The spray bottle packaging and fast-acting formula of this paint stripper from Max Strip make it a good paint stripper for metal. The stripper sprays on, making it ideal for removing paint from cars and other surfaces that may be scratched by a brush or scraper. The stripper also works quickly—in about 15 minutes—and is in a gel form, making it ideal for clinging to slick metal surfaces.

Max Strip produces no harsh fumes or odors and rinses away with water. In addition to paint, Max Strip also conveniently removes other materials that frequently end up on a car, including tree sap, sticker residue, and glues. It comes in 22-ounce bottles.

Best for Concrete

Best Paint Stripper

Removing paint that’s soaked into the porous surface of masonry can be a challenge. This paint remover works to break the molecular bonds in paint, making it capable of lifting spray paint, aerosol paint, enamel, and other paint types from porous concrete.

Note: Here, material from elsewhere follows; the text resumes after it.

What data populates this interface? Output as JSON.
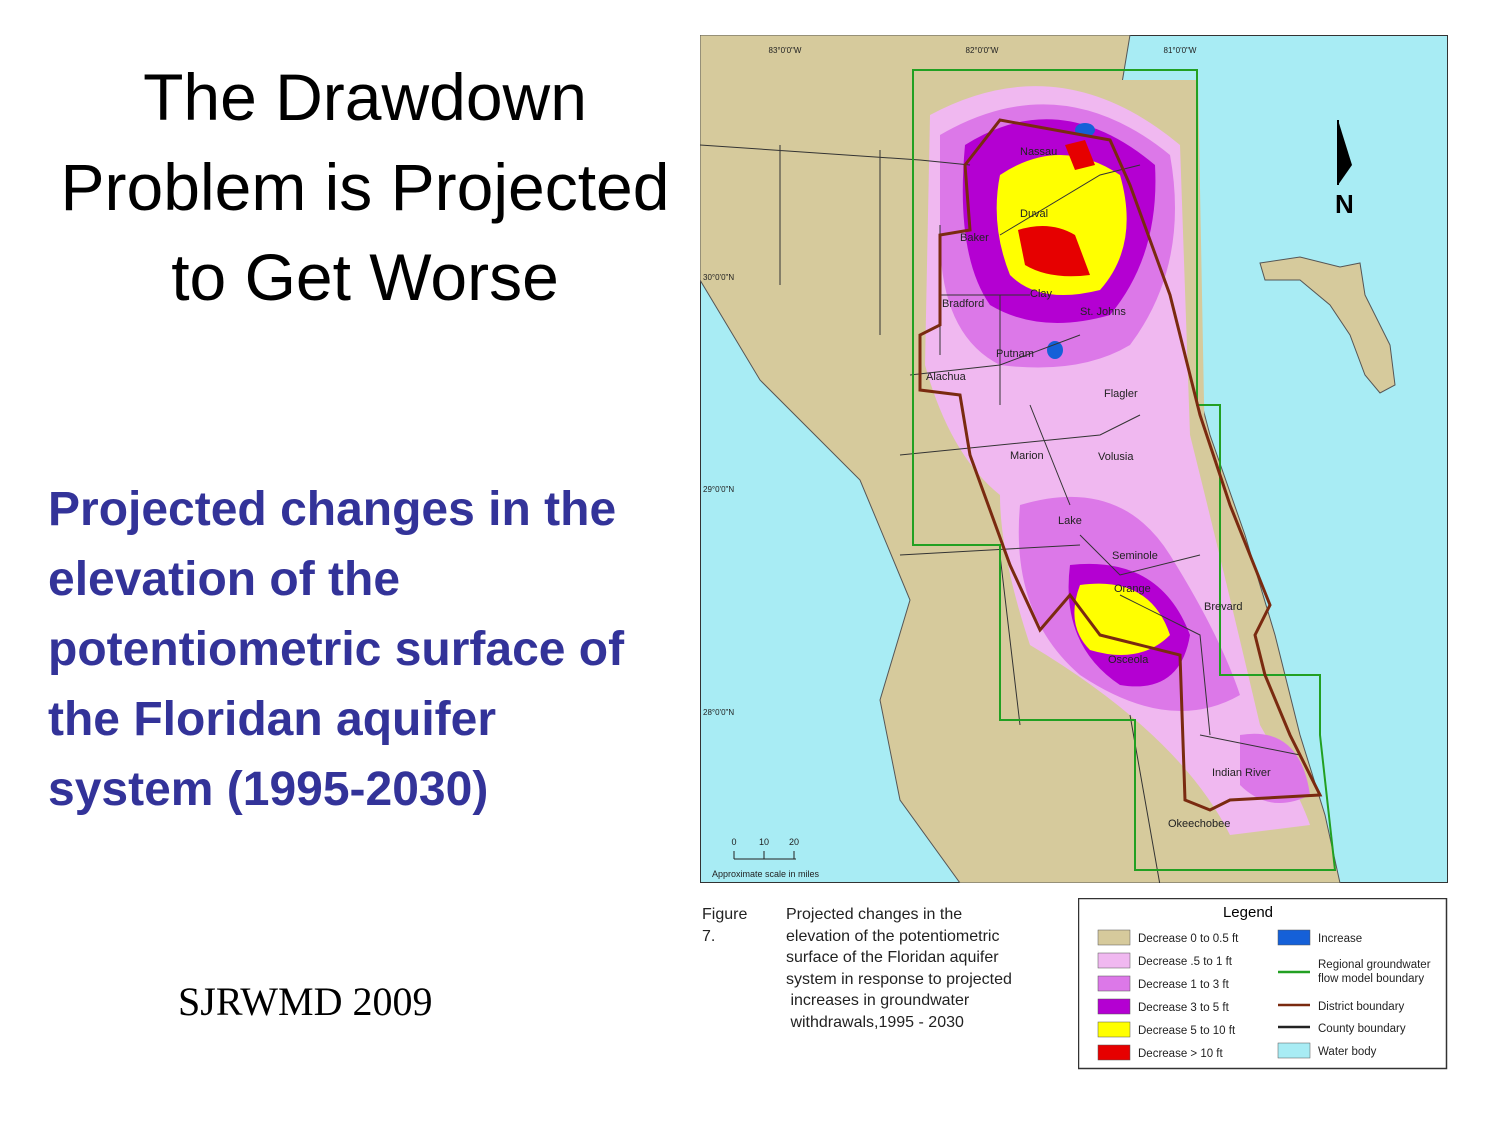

Unlike other strippers that liquify paint, this formula breaks into small solid pieces that can be rinsed out of porous materials. In addition to concrete, it also works on stucco, fiberglass, brick, metal, and vinyl. It also produces low VOCs and uses no harsh chemicals. Motsenbocker’s comes in a 22-ounce spray bottle.

FAQs About Paint Stripper

If you have questions about how to use paint stripper or dispose of it when you’re done, then read on for answers to these and other commonly asked questions about these products.

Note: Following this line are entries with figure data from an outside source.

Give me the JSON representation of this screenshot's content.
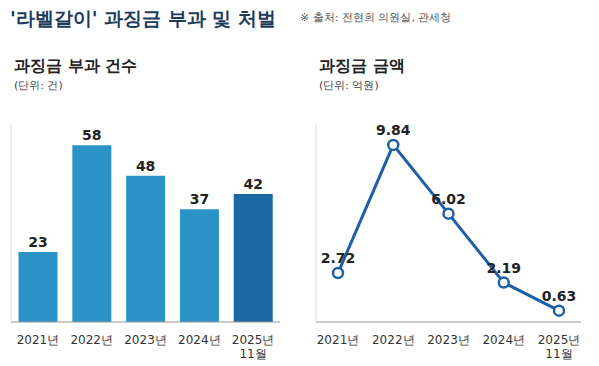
{
  "title": "'라벨갈이' 과징금 부과 및 처벌",
  "source": "※ 출처: 전현희 의원실, 관세청",
  "chart_data": [
    {
      "type": "bar",
      "title": "과징금 부과 건수",
      "subtitle": "(단위: 건)",
      "categories": [
        "2021년",
        "2022년",
        "2023년",
        "2024년",
        "2025년 11월"
      ],
      "values": [
        23,
        58,
        48,
        37,
        42
      ],
      "colors": [
        "#2c93c8",
        "#2c93c8",
        "#2c93c8",
        "#2c93c8",
        "#1b67a3"
      ],
      "ylim": [
        0,
        65
      ],
      "data_labels": true,
      "tick_labels": "x",
      "grid": false
    },
    {
      "type": "line",
      "title": "과징금 금액",
      "subtitle": "(단위: 억원)",
      "categories": [
        "2021년",
        "2022년",
        "2023년",
        "2024년",
        "2025년 11월"
      ],
      "values": [
        2.72,
        9.84,
        6.02,
        2.19,
        0.63
      ],
      "color": "#1c5fa6",
      "marker": "circle",
      "ylim": [
        0,
        11
      ],
      "data_labels": true,
      "tick_labels": "x",
      "grid": false
    }
  ]
}
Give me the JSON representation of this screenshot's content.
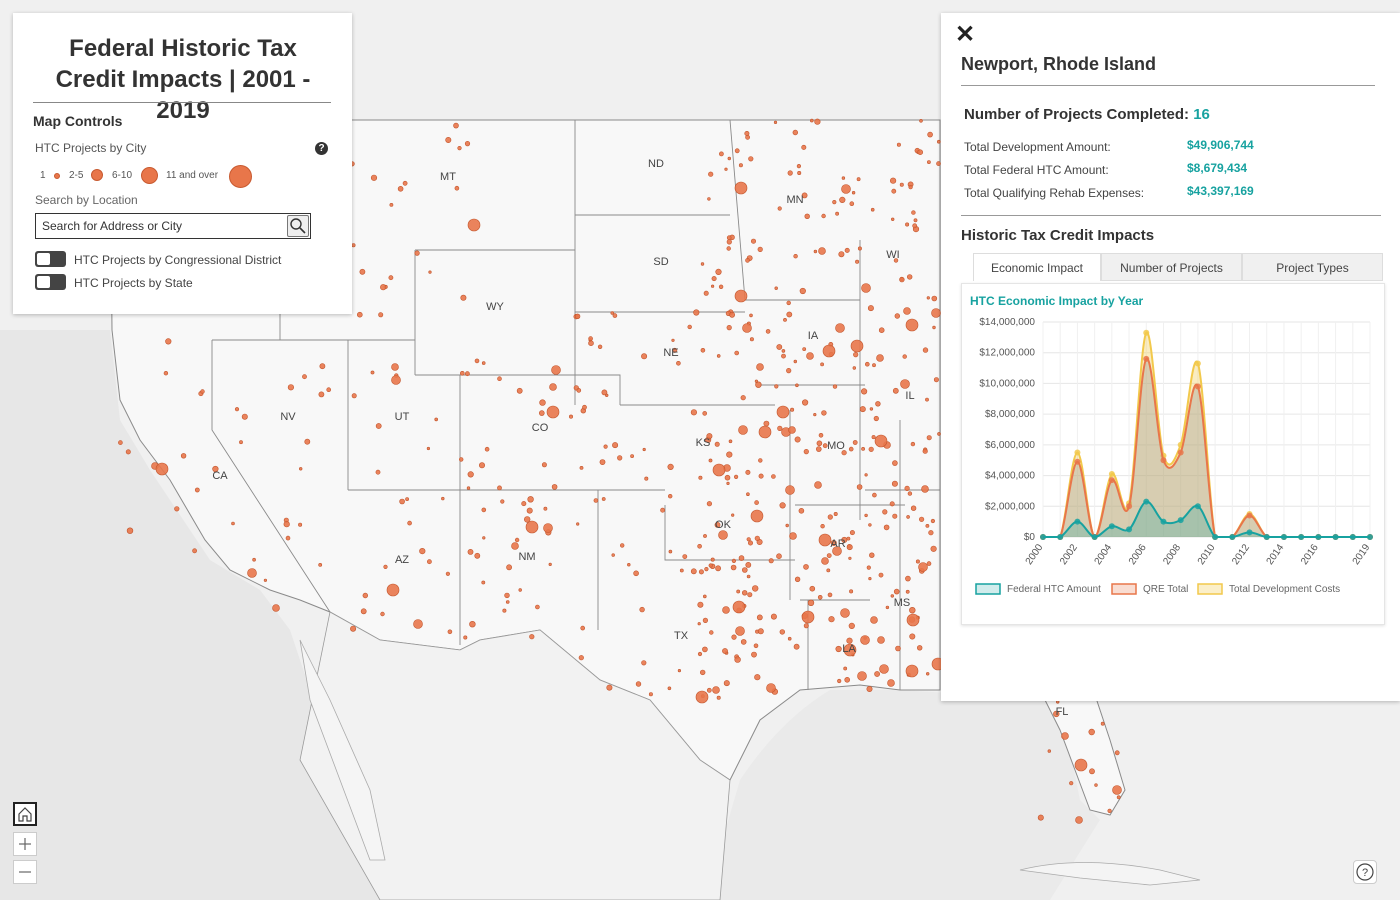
{
  "controls": {
    "title": "Federal Historic Tax Credit Impacts | 2001 - 2019",
    "section_title": "Map Controls",
    "legend_title": "HTC Projects by City",
    "legend_items": [
      "1",
      "2-5",
      "6-10",
      "11 and over"
    ],
    "search_label": "Search by Location",
    "search_placeholder": "Search for Address or City",
    "toggle_district": "HTC Projects by Congressional District",
    "toggle_state": "HTC Projects by State"
  },
  "info": {
    "city": "Newport, Rhode Island",
    "completed_label": "Number of Projects Completed:",
    "completed_value": "16",
    "stats": [
      {
        "label": "Total Development Amount:",
        "value": "$49,906,744"
      },
      {
        "label": "Total Federal HTC Amount:",
        "value": "$8,679,434"
      },
      {
        "label": "Total Qualifying Rehab Expenses:",
        "value": "$43,397,169"
      }
    ],
    "impacts_title": "Historic Tax Credit Impacts",
    "tabs": [
      "Economic Impact",
      "Number of Projects",
      "Project Types"
    ],
    "active_tab": "Economic Impact"
  },
  "map": {
    "state_labels": [
      "MT",
      "ND",
      "MN",
      "WI",
      "SD",
      "WY",
      "IA",
      "NE",
      "IL",
      "NV",
      "UT",
      "CO",
      "KS",
      "MO",
      "CA",
      "OK",
      "AR",
      "AZ",
      "NM",
      "MS",
      "TX",
      "LA",
      "FL"
    ],
    "dot_color": "#e8764a"
  },
  "chart_data": {
    "type": "area",
    "title": "HTC Economic Impact by Year",
    "x": [
      2000,
      2001,
      2002,
      2003,
      2004,
      2005,
      2006,
      2007,
      2008,
      2009,
      2010,
      2011,
      2012,
      2013,
      2014,
      2015,
      2016,
      2017,
      2018,
      2019
    ],
    "x_tick_labels": [
      "2000",
      "2002",
      "2004",
      "2006",
      "2008",
      "2010",
      "2012",
      "2014",
      "2016",
      "2019"
    ],
    "ylim": [
      0,
      14000000
    ],
    "y_tick_labels": [
      "$0",
      "$2,000,000",
      "$4,000,000",
      "$6,000,000",
      "$8,000,000",
      "$10,000,000",
      "$12,000,000",
      "$14,000,000"
    ],
    "series": [
      {
        "name": "Federal HTC Amount",
        "color": "#17a2a0",
        "values": [
          0,
          0,
          1000000,
          0,
          700000,
          500000,
          2300000,
          1000000,
          1100000,
          2000000,
          0,
          0,
          300000,
          0,
          0,
          0,
          0,
          0,
          0,
          0
        ]
      },
      {
        "name": "QRE Total",
        "color": "#e8764a",
        "values": [
          0,
          0,
          4900000,
          0,
          3700000,
          2000000,
          11600000,
          5000000,
          5500000,
          9800000,
          0,
          0,
          1400000,
          0,
          0,
          0,
          0,
          0,
          0,
          0
        ]
      },
      {
        "name": "Total Development Costs",
        "color": "#f2c94c",
        "values": [
          0,
          0,
          5500000,
          0,
          4100000,
          2200000,
          13300000,
          5300000,
          6000000,
          11300000,
          0,
          0,
          1500000,
          0,
          0,
          0,
          0,
          0,
          0,
          0
        ]
      }
    ],
    "legend_position": "bottom"
  }
}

Q. Will paint stripper ruin my clothes?

Paint stripper will not ruin clothes. In fact, some paint strippers can be used to remove paint from clothing.

Q. Does paint stripper expire?

While paint stripper does not have an expiration date, it’s a good idea to keep it tightly sealed when not in use to prevent contaminants from getting into the container.

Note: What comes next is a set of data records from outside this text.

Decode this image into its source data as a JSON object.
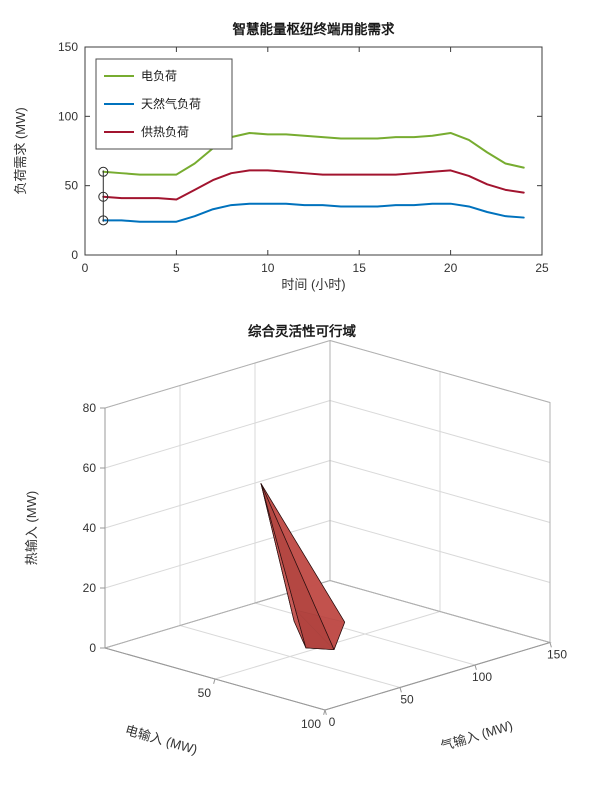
{
  "figure": {
    "bg_color": "#ffffff",
    "axes_color": "#3c3c3c",
    "grid_color": "#d9d9d9",
    "box3d_color": "#b0b0b0"
  },
  "chart_data": [
    {
      "type": "line",
      "title": "智慧能量枢纽终端用能需求",
      "xlabel": "时间 (小时)",
      "ylabel": "负荷需求 (MW)",
      "xlim": [
        0,
        25
      ],
      "ylim": [
        0,
        150
      ],
      "xticks": [
        0,
        5,
        10,
        15,
        20,
        25
      ],
      "yticks": [
        0,
        50,
        100,
        150
      ],
      "grid": false,
      "legend_position": "top-left",
      "x": [
        1,
        2,
        3,
        4,
        5,
        6,
        7,
        8,
        9,
        10,
        11,
        12,
        13,
        14,
        15,
        16,
        17,
        18,
        19,
        20,
        21,
        22,
        23,
        24
      ],
      "series": [
        {
          "name": "电负荷",
          "color": "#77ac30",
          "values": [
            60,
            59,
            58,
            58,
            58,
            66,
            77,
            85,
            88,
            87,
            87,
            86,
            85,
            84,
            84,
            84,
            85,
            85,
            86,
            88,
            83,
            74,
            66,
            63
          ]
        },
        {
          "name": "天然气负荷",
          "color": "#0072bd",
          "values": [
            25,
            25,
            24,
            24,
            24,
            28,
            33,
            36,
            37,
            37,
            37,
            36,
            36,
            35,
            35,
            35,
            36,
            36,
            37,
            37,
            35,
            31,
            28,
            27
          ]
        },
        {
          "name": "供热负荷",
          "color": "#a2142f",
          "values": [
            42,
            41,
            41,
            41,
            40,
            47,
            54,
            59,
            61,
            61,
            60,
            59,
            58,
            58,
            58,
            58,
            58,
            59,
            60,
            61,
            57,
            51,
            47,
            45
          ]
        }
      ],
      "markers": {
        "x": 1,
        "values": [
          60,
          42,
          25
        ],
        "color": "#2b2b2b"
      },
      "cursor_line": {
        "x": 1,
        "y_from": 24,
        "y_to": 61,
        "color": "#2b2b2b"
      }
    },
    {
      "type": "polyhedron-3d",
      "title": "综合灵活性可行域",
      "xlabel": "电输入 (MW)",
      "ylabel": "气输入 (MW)",
      "zlabel": "热输入 (MW)",
      "xlim": [
        0,
        100
      ],
      "ylim": [
        0,
        150
      ],
      "zlim": [
        0,
        80
      ],
      "xticks": [
        50,
        100
      ],
      "yticks": [
        0,
        50,
        100,
        150
      ],
      "zticks": [
        0,
        20,
        40,
        60,
        80
      ],
      "view": "matlab-default az -37.5 el 30",
      "vertices": [
        [
          30,
          60,
          52
        ],
        [
          15,
          105,
          0
        ],
        [
          36,
          107,
          0
        ],
        [
          55,
          72,
          0
        ],
        [
          47,
          65,
          0
        ],
        [
          28,
          85,
          2
        ]
      ],
      "faces": [
        [
          0,
          1,
          2
        ],
        [
          0,
          2,
          3
        ],
        [
          0,
          3,
          4
        ],
        [
          0,
          4,
          5
        ],
        [
          0,
          5,
          1
        ],
        [
          1,
          2,
          3
        ],
        [
          1,
          3,
          4
        ],
        [
          1,
          4,
          5
        ]
      ],
      "face_colors": [
        "#cd6662",
        "#c1504c",
        "#b24440",
        "#c65a55",
        "#d4716d",
        "#a03733",
        "#aa3d39",
        "#963430"
      ],
      "edge_color": "#2b0f0f"
    }
  ]
}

Q. What removes paint fast?

Sunnyside’s Sunnyside Corporation 65664 Hi-Speed Ready-Strip  is some of the fastest-acting paint stripper on the market, removing paint in as little as 30 minutes.

Q. How do I dispose of paint stripper?

Don’t throw paint stripper in your regular trash can. Due to the chemicals used in paint strippers, most municipalities require paint strippers to be disposed of at a hazardous collection facility.

Final Thoughts

A good paint stripper is one of the easiest ways to remove paint and varnish to prep an old piece of furniture or other material for refinishing or painting. When shopping for a paint stripper, it’s important to pay attention to what types of coatings it will remove as well as its compatibility with metal, wood, plastic, and other types of materials.

Also, keep in mind what active ingredients the stripper uses to remove paint. Whenever possible, choose a green product that doesn’t use harsh chemicals such as methylene chloride or NMP, which are toxic to humans and harmful to the environment.